The 27-year-old said that after taking just one bite of his salad, he felt lettuce was stuck in his throat and tried to wash it down with water, adding that he then felt a “mega-painful” sensation in his throat and stomach for 15 minutes.

When the pain subsided, May returned home thinking he would be OK.

“I’m not a big panicker,” he said. “It kind of chilled out. So, I was like, ‘I’m fine. I don’t need to do anything.’”

However, May’s wife, Millie, encouraged him to go to the ER and get checked out.

It turned out to be a good idea, as May then underwent “basically a full abdominal surgery” to repair the tear in his esophagus.

He said that doctors told him that the lettuce lodged in his throat, leading to a highly uncommon food impaction, which perforated his esophagus tube.

The surgery required six months of recovery, during which the pitcher wasn’t allowed to lift weights heavier than 10 pounds. He now sports a long, vertical scar from his lower chest down to his stomach.

“It was extremely frustrating,” May said. “You can’t plan for it. You can’t try to prevent it. It just happened. It wasn’t on my bingo card for 2024.”

May began minimal throwing activities in November, but said he wasn’t back to his full strength until the new year.

“It just kind of gives me a different viewpoint on a lot of things in life,” he said. “Just seeing how something so non-baseball-related can just be like — it can be gone in a second.
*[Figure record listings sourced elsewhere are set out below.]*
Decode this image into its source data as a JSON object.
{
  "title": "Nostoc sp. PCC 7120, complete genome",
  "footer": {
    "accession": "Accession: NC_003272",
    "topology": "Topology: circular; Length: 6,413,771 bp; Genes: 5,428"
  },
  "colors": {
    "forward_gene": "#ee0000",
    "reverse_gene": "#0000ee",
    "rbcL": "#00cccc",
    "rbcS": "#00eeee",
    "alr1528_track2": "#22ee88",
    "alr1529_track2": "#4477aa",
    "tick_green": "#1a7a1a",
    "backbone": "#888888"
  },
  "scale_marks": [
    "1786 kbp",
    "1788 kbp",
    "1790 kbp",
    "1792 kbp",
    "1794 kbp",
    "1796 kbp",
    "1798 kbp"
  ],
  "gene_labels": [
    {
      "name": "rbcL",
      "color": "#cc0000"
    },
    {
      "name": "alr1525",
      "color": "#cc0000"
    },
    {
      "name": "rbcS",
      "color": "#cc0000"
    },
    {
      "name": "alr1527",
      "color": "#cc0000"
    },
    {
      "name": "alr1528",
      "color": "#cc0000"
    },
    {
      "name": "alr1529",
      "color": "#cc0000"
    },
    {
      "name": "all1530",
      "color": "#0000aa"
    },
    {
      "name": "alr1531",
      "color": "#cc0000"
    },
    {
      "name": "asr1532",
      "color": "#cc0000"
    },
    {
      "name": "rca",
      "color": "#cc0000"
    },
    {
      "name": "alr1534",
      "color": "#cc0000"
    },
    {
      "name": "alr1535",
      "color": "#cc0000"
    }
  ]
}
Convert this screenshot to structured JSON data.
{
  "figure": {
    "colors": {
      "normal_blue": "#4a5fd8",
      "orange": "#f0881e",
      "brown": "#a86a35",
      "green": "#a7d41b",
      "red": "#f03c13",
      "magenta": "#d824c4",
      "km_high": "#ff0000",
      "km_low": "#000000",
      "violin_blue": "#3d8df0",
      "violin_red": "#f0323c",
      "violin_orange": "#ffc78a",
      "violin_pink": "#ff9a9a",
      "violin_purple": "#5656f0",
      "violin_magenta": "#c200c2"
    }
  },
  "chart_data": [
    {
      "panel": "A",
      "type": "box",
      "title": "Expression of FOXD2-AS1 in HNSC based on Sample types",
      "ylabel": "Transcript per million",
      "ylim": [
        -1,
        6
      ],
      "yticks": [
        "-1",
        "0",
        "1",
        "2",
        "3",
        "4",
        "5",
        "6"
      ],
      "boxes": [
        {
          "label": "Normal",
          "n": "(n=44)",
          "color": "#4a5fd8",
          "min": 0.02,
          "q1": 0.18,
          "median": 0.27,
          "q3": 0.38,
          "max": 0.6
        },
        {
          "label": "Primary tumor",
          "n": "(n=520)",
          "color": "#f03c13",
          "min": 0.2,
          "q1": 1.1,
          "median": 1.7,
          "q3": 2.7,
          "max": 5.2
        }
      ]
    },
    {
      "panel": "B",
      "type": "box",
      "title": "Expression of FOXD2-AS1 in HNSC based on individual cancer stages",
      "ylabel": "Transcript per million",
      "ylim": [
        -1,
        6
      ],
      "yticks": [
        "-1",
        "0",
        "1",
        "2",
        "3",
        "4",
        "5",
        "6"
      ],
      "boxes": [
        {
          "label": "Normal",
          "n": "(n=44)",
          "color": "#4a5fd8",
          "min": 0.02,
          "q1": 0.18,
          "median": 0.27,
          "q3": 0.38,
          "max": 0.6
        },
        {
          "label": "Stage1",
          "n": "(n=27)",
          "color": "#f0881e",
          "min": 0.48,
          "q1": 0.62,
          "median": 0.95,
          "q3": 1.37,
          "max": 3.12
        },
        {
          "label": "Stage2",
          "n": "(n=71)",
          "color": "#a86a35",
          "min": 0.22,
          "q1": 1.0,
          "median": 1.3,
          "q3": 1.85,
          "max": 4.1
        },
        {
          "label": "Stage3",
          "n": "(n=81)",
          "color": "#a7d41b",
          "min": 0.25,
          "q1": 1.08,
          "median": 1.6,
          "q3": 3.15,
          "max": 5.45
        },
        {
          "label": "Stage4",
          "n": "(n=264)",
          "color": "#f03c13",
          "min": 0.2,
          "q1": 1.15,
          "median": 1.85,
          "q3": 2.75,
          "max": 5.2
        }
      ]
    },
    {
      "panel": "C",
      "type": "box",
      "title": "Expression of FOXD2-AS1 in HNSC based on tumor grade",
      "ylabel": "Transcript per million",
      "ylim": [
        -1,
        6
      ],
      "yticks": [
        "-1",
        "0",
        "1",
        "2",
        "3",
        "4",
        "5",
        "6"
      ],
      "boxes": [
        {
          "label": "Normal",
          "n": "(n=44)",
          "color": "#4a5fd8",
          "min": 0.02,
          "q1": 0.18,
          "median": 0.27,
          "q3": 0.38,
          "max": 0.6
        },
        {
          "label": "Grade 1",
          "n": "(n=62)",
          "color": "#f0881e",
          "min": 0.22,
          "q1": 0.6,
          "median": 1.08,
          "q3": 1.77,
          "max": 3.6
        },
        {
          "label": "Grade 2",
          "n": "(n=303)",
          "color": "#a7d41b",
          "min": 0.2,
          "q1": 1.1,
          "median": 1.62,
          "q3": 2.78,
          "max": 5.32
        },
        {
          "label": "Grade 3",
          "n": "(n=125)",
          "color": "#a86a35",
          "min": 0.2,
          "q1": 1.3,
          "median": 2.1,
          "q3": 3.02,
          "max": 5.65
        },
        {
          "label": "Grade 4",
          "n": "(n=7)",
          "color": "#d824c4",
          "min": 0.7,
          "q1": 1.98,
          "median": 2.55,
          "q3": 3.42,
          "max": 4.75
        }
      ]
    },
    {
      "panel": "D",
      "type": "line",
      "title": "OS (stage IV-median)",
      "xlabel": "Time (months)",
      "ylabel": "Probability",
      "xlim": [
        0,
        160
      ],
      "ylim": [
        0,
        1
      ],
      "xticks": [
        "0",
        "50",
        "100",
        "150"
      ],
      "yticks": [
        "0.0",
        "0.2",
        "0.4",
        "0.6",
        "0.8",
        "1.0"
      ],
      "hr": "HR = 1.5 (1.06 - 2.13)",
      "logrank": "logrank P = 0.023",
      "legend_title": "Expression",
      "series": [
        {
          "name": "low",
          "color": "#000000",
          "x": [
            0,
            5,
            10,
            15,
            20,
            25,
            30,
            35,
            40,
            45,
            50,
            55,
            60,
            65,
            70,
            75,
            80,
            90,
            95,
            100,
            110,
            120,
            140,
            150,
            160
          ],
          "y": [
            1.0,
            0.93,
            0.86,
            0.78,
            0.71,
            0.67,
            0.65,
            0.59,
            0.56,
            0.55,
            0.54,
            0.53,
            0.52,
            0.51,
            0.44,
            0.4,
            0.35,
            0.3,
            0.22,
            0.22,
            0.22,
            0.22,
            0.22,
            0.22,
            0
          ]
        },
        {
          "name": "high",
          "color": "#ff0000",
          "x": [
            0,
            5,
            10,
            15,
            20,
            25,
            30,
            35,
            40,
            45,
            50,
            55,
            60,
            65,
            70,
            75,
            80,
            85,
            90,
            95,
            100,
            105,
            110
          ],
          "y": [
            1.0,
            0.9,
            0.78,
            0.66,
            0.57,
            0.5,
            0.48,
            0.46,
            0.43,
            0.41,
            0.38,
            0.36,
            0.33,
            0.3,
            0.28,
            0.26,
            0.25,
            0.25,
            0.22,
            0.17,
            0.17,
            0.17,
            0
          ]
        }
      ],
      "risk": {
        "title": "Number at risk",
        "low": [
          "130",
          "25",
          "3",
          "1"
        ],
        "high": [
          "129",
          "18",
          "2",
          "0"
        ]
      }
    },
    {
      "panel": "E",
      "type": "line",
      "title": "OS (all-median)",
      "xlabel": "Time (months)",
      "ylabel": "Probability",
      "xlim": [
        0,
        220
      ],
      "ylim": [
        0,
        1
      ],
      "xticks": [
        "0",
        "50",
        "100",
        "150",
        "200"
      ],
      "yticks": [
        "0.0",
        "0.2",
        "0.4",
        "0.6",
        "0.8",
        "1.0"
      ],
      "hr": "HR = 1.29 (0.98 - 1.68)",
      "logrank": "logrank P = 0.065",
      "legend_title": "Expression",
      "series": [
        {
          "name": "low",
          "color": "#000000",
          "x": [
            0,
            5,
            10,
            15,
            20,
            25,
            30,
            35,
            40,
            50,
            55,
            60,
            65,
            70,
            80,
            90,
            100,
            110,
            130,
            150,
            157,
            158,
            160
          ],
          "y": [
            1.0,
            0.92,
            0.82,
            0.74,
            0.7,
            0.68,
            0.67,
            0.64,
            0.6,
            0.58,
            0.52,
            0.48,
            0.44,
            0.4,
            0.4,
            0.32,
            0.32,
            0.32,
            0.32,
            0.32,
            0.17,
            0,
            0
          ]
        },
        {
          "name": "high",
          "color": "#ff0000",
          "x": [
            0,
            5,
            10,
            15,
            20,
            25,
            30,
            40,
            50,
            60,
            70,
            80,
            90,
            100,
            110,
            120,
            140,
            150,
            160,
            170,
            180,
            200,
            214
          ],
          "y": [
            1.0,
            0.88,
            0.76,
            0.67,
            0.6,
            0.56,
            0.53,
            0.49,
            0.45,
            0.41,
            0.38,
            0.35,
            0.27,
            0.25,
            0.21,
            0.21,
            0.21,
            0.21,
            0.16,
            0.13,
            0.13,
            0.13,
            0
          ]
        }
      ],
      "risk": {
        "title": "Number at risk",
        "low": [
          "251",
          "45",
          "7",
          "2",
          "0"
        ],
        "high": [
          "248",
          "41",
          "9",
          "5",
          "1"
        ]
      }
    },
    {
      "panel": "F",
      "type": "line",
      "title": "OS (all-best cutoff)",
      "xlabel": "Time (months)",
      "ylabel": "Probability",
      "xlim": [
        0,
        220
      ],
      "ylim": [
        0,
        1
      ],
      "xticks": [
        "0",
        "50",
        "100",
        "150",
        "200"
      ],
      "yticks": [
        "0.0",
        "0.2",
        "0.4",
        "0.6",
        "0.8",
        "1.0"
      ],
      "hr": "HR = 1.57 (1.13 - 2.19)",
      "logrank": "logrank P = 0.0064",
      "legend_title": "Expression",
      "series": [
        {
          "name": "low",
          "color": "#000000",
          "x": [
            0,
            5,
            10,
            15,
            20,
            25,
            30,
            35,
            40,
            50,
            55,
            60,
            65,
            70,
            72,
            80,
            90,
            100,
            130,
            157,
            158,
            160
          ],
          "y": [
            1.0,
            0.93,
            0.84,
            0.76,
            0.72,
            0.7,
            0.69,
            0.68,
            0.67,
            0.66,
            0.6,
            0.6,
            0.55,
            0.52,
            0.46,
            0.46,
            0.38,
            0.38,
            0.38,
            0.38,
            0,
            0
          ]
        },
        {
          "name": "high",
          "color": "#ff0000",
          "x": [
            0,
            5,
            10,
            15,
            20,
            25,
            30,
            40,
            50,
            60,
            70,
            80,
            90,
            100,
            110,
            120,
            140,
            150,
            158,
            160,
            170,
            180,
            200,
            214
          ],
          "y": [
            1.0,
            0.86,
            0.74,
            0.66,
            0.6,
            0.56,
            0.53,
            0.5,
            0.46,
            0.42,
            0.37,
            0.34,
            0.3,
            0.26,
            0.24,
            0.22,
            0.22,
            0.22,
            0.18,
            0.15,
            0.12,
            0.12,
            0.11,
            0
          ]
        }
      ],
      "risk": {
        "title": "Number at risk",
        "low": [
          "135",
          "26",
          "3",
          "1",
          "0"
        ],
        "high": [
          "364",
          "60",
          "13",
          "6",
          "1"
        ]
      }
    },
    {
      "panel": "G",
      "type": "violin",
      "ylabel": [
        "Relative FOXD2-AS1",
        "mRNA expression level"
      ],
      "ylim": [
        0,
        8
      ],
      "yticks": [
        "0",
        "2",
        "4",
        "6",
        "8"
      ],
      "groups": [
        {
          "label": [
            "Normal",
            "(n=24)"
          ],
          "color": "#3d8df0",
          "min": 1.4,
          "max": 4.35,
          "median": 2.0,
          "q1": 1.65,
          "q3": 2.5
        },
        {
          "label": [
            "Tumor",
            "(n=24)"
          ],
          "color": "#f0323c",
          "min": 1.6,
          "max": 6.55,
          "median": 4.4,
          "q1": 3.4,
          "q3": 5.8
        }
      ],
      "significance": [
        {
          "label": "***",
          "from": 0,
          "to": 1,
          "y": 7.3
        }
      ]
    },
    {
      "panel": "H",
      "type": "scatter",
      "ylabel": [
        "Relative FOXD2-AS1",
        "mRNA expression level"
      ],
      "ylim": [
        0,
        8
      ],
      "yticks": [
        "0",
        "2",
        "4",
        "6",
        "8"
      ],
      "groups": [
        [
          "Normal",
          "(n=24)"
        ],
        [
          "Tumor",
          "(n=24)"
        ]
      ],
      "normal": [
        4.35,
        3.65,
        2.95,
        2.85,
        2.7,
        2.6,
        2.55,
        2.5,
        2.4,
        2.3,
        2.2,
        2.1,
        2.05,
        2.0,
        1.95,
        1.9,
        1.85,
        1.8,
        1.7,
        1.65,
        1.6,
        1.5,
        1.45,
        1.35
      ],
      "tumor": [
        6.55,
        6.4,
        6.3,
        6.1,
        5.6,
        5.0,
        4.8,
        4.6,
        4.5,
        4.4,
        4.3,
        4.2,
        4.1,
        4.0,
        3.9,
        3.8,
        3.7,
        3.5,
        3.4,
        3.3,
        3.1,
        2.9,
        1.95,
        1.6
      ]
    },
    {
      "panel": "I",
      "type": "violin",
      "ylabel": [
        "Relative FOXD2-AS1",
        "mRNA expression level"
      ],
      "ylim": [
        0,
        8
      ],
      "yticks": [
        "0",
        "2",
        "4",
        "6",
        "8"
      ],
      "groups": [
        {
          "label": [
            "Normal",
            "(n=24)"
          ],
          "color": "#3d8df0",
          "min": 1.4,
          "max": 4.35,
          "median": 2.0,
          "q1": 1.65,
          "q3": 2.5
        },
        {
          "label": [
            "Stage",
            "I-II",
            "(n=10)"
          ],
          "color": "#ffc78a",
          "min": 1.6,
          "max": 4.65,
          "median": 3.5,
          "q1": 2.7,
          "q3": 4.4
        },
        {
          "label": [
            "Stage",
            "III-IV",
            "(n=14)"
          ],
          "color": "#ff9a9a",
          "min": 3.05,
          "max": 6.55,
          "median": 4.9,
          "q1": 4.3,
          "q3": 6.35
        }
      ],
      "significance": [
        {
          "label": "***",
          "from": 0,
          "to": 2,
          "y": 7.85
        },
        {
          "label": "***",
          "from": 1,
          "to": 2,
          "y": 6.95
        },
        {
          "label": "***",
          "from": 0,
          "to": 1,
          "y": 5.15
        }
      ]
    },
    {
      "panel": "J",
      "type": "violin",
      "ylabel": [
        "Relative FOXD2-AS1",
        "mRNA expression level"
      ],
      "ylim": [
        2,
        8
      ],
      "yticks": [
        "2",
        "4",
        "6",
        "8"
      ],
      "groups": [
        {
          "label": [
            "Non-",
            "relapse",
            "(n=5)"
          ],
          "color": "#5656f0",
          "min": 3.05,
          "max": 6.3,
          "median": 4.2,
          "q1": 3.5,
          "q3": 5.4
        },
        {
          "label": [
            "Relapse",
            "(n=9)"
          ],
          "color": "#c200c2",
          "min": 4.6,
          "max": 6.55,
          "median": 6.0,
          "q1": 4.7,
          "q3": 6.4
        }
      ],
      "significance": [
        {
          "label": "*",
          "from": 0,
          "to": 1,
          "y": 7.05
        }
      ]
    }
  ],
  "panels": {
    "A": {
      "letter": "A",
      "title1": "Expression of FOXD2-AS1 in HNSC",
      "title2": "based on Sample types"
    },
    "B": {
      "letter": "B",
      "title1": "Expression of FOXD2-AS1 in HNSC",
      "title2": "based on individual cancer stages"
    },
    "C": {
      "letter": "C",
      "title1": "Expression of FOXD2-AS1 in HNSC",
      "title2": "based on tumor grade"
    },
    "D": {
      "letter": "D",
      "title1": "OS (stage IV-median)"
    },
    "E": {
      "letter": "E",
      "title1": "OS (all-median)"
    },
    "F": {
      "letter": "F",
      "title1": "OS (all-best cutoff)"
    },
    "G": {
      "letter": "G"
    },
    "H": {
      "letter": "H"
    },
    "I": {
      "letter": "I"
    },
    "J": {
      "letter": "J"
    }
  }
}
And the stuff it put my wife through, it definitely gave me (a feeling) of, ‘Wow, stuff can change like that.’ It was definitely very scary.”

With the incident now in the rearview mirror, May is hoping to help the Dodgers defend the World Series title this year and was back on the mound this week throwing a workout session.

The Dodgers open their regular season with a series against the Chicago Cubs in Tokyo on March 18 and 19.

May had a 4-1 record with a 2.63 ERA in 2023 before being placed on the IL.